そう言うと、女を車椅子に乗せて病室を足早に去って行った。



一人残された病室でベット脇に置いてある椅子に座る。


女が寝ていたベットを見つめながら、今の状況を考えていた。



女と自分には何の関わりのない赤の他人。


だが・・・何か割り切れない何かを感じる。


それに、あの捨てたはずのリングの事もある。


モヤモヤする頭を抱えていると、女が看護士が押す車椅子に乗って戻ってきた。


「お待たせしました。

 後で先生からお話がありますので、このままお待ちください。」


人の好さそうな看護士がそう声を掛け病室から出て行った。



女はベットの上で、少し不思議そうに俺の事を見ていた。


そうか・・・女からすれば、初めて見た人間が同じ部屋にいるのは不思議

だろうと思い当たり、女に声を掛けた。


「初めまして、俺はあなたが砂浜で倒れているところを見つけてこの病院

 に運んだものです。」


俺の言葉を聞いて、女は納得したのか「・・・あ・・り・・と・。」

声にならない声を出しながら、頭を下げた。


俺も言葉を続けようとしたところで、部屋をノックする音がして中川が顔

を出した。


女の顔を見ながら


「さっき話したように、こいつも一緒に聞いてもらうからね。
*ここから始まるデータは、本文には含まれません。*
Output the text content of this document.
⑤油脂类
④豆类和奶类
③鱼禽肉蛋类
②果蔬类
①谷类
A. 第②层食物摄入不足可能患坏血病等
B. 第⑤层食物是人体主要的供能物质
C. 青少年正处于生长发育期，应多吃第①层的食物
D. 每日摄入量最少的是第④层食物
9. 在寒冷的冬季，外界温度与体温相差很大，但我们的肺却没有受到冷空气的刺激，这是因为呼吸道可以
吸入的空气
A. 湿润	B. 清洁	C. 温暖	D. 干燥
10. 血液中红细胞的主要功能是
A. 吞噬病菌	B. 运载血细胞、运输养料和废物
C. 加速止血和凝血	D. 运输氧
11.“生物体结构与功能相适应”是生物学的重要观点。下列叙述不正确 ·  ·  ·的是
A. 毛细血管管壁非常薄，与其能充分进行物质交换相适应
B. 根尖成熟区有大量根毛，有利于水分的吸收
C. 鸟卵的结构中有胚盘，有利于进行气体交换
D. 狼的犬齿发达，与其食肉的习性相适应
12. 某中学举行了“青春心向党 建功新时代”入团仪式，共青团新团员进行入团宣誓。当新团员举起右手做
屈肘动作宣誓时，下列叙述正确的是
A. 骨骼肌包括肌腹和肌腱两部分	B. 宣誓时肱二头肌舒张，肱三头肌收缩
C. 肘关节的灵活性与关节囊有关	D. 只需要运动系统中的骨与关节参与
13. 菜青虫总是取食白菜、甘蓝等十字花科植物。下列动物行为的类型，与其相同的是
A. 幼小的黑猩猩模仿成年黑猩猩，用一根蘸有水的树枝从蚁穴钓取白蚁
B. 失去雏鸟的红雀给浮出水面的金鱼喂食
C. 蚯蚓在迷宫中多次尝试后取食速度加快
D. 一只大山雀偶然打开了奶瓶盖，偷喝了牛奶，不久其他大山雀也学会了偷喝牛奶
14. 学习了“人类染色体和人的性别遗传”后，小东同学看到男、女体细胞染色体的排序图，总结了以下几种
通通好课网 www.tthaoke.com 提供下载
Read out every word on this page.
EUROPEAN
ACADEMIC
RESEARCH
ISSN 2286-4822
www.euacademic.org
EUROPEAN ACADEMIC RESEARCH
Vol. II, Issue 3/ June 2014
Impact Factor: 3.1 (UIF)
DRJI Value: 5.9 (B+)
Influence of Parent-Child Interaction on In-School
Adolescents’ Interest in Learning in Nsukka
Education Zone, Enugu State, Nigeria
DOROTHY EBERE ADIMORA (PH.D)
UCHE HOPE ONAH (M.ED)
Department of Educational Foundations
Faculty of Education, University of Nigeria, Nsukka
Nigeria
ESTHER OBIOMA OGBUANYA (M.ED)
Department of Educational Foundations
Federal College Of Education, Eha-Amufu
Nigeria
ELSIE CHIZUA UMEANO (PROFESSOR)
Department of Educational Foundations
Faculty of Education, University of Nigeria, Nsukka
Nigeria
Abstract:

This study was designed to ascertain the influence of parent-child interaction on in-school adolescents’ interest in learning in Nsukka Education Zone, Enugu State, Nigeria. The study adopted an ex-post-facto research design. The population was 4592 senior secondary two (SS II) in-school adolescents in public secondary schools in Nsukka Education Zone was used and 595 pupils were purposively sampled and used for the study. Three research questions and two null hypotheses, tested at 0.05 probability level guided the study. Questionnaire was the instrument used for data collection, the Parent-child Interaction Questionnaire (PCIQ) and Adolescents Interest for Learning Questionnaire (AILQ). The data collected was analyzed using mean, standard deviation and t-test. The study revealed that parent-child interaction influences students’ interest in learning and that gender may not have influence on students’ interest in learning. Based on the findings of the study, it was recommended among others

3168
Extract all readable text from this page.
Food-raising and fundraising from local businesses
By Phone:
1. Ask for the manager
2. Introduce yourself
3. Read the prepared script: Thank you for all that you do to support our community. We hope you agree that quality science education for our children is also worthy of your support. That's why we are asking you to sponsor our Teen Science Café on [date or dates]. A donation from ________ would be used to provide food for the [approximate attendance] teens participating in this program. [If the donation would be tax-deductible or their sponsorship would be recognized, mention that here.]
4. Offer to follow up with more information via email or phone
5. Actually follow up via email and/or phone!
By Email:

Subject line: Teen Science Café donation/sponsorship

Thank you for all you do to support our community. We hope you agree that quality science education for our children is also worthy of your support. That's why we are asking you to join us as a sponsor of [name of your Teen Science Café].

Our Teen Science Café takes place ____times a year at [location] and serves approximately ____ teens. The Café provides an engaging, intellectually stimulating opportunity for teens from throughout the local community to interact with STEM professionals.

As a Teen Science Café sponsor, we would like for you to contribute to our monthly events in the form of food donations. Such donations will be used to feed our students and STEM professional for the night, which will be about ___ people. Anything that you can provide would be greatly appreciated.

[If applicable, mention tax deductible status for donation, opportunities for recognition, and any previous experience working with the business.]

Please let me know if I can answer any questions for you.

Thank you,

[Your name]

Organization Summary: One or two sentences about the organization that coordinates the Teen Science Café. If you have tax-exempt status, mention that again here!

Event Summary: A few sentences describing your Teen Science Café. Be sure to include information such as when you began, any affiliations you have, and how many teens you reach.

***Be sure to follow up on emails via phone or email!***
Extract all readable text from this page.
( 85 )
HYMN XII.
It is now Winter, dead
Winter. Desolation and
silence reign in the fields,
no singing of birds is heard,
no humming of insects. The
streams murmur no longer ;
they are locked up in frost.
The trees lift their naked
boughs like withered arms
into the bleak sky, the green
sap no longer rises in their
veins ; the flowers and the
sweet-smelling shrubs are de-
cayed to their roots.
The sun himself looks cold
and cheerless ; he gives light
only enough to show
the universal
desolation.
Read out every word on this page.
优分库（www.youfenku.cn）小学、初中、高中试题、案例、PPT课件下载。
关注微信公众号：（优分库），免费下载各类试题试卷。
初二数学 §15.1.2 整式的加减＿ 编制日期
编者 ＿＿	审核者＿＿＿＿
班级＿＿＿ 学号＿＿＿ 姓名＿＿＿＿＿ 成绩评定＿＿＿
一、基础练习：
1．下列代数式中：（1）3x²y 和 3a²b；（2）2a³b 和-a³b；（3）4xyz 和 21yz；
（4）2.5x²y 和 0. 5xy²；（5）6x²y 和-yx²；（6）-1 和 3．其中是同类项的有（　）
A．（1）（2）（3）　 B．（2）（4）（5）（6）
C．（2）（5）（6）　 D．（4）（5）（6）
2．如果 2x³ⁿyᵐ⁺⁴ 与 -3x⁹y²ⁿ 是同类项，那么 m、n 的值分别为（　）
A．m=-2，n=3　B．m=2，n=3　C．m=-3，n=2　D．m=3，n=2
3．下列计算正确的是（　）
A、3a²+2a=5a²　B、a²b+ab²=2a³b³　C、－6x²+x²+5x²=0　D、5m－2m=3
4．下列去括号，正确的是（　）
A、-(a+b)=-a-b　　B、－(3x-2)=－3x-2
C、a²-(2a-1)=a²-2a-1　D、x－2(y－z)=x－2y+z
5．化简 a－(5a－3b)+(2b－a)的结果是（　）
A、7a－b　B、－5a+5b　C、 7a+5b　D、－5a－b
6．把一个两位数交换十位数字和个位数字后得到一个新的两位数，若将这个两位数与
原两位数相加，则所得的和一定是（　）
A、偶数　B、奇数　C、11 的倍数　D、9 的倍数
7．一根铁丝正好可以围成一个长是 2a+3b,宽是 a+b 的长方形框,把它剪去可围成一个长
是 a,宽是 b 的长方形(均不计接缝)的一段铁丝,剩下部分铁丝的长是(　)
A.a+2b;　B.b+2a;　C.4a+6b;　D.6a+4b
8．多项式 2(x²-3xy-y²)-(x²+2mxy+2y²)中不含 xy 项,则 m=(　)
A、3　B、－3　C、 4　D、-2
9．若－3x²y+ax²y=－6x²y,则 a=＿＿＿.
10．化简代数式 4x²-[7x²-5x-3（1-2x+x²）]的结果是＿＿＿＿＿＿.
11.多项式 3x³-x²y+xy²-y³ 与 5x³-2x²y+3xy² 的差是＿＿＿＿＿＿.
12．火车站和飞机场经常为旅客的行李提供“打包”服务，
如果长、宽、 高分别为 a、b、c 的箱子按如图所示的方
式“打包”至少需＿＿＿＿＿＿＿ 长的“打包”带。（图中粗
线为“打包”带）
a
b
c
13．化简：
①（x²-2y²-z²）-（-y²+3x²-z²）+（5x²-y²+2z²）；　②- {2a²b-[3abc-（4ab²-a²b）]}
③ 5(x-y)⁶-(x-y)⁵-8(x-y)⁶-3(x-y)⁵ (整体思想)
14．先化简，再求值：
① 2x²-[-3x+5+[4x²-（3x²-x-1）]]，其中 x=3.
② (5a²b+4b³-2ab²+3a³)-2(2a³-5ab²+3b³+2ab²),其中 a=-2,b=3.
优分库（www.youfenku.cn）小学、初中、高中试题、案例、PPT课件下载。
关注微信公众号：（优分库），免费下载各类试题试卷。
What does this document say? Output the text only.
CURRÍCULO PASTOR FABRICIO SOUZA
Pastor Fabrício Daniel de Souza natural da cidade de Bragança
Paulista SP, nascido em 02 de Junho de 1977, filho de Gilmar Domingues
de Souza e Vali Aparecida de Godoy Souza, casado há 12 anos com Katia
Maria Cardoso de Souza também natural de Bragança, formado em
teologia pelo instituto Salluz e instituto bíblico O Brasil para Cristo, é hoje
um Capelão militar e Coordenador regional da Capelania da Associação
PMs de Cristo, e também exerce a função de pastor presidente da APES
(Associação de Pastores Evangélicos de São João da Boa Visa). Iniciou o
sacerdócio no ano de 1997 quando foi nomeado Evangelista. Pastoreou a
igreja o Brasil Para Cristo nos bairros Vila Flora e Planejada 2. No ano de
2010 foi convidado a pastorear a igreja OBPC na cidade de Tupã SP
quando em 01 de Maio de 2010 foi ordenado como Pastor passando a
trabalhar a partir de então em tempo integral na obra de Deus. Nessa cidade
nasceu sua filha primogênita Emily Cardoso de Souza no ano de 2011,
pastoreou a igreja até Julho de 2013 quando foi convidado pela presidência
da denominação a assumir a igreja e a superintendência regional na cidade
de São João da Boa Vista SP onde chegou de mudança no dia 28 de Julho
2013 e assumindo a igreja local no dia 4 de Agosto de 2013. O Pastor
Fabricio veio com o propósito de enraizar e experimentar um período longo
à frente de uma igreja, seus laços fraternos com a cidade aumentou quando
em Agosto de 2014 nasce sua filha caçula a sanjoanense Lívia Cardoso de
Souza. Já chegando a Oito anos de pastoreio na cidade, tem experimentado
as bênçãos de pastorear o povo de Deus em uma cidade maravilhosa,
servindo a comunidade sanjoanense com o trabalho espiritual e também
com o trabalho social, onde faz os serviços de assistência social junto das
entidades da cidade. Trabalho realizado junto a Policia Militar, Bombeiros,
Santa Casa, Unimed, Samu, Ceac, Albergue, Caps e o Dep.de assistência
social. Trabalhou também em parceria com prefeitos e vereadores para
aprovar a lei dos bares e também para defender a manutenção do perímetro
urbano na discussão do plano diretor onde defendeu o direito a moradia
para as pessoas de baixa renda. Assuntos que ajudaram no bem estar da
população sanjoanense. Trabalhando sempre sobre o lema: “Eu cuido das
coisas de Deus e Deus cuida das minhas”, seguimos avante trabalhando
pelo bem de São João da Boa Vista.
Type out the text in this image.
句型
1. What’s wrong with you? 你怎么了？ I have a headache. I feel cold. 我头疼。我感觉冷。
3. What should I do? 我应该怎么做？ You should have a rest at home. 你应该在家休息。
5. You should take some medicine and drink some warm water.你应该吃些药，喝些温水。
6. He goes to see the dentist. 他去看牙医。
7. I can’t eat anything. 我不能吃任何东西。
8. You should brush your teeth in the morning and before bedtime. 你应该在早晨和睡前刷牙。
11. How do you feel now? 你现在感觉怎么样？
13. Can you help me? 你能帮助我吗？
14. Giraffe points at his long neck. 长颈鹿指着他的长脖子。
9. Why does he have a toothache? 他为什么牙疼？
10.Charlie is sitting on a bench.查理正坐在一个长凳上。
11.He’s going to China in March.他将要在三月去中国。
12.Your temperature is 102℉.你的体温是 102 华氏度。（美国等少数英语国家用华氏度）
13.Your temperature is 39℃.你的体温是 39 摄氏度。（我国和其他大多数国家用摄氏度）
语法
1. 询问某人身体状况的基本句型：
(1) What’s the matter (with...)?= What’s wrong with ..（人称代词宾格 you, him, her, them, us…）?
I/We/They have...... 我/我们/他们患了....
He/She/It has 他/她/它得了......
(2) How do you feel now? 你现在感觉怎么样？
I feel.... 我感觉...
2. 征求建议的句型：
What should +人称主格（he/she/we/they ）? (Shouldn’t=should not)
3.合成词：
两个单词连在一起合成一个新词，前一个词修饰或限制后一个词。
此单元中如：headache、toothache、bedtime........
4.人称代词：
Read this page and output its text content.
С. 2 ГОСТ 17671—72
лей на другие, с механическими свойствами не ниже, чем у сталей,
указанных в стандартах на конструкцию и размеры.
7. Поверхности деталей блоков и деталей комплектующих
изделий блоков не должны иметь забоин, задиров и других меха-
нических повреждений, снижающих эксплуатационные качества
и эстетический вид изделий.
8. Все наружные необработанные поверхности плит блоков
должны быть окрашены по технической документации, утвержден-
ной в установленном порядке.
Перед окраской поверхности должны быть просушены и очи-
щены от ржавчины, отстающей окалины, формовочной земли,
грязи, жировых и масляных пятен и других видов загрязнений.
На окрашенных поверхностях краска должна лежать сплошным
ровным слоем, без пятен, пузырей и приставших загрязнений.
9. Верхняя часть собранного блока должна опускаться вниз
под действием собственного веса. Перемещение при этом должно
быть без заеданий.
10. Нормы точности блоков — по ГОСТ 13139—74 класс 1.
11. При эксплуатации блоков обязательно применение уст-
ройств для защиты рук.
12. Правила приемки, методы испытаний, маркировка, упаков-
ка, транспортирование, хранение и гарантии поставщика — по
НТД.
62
」


と確認するように話すと女は、コクンと頭を下げた。



「蒼、俺はお前の人と成りを知っているし、信用している。

 第一発見者というのもあるし、できたら、彼女の力になって欲しいと思う。

 いいだろうか?」


「・・どういう事だ?」


中川は、フ~と一息つくと検査の結果を話し出した。


「彼女は記憶がない。

 自分が何処の誰で、何と言う名前かも分からないそうだ。

 何故、あの砂浜にいたのかも分からないとのことだ。

 所謂、記憶喪失ってことだ。

 そうなると、身寄りも頼る人もいない現状だ。

 このままだと、何処かの施設に行くことになると思う。」


「施設・・・。」


「彼女の声は、明日、明後日にはだいたい戻るだろう。

 一時的に声が出にくくなっているだけだ。

 明日には警察も状況を確認に来ることになっている。」


「そうか・・・。」



話を聞いた上で、改めて女を見た。


歳の頃は20代の中頃か、顔色はまだ優れないが美人の類に入る容姿だと

いうことに気づく。


目には怯えと寂しさ、そして困惑。



じっと見ていると、女と目が合った。


女は縋るような目を向け俺のシャツの袖を握りしめ俯いた。


そんな女の様子に、自然と俺の手は動き、女の頭を大丈夫だという

思いを込めて撫でていた。



「明日、警察が来る時に俺も立ち会うから。

 今後の事は、その時に話合おう。

 俺に何ができるか分からないが、力になろう。」


俺がそう言うと、女も中川もホッとした顔をして微笑んだ。